PRO:  The global pandemic has hurt the wine industry and this tax benefit could not have come at a better time.  The tax exemption would assist small wineries to stay in businesses and would help the business grow by making more wine and contributing to the economy.  This is a good equalization for the small wineries in Washington.  This is a good bill, constitutional, and fiscally responsible.  There is support for expansion of the bill to cover more wineries.  There should be a sense of urgency on this bill because small wineries do not have access to normal wine outlets.  This is harming small wineries.  Even with low sales, tax must still be paid to LCB.  Only big distributors can get on the grocery store shelves.  There is support for extending the tax break to all wineries, regardless of size.

 

OTHER:  The tax relief would mostly go to out-of-state wineries importing wines, which is likely not the intent of the bill.  Due to the cap, small Washington wineries are left out and we would encourage supporting all wineries in the state.  Washington breweries and distilleries have been hit hard by the pandemic as well.  We would ask for the same tax relief in the craft and general distillers' license space.  Consider making this a beer, spirits, and wine tax relief because all industries are hurting.  The fiscal note does take into account the out-of-state wineries and would be substantially higher in reality.  The problem here is that the Interstate Commerce Clause interferes with Washington's ability to give preferential treatment to in-state wineries.  We are opposed to anything that would be in conflict with the Interstate Commerce Clause.  If tax relief is applied, it should be applied to the class.

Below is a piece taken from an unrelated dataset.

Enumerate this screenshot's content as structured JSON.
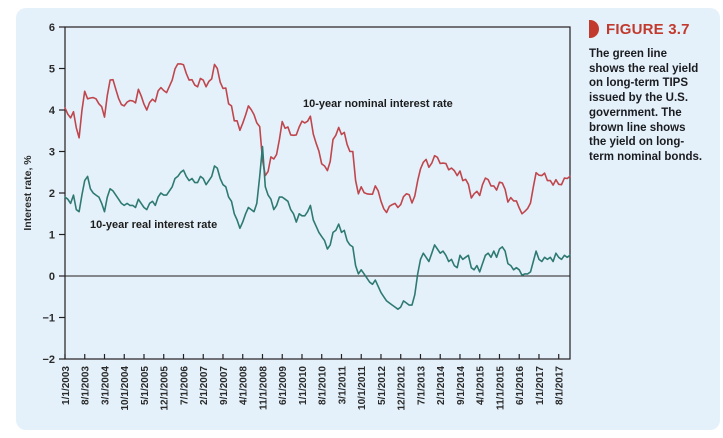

Persons Testifying: PRO:  Senator Judy Warnick, Prime Sponsor; Scott Greenberg, Convergence Zone Cellars; Paul Beveridge, Wilridge Winery/Family Wineries; John Bell, Family Wineries of Washington State; Stephanie Swanberg, Tri-City Regional Chamber of Commerce; Sandi Grimnes Moreno, Family Wineries of Washington.
OTHER:  Jim Hedrick, Washington Distillers Guild; Annie McGrath, Washington Brewers Guild; Rowland Thompson, The Wine Institute; Josh McDonald, Washington Wine Institute; Chris Thompson, Liquor and Cannabis Board.
Persons Signed In To Testify But Not Testifying: No one.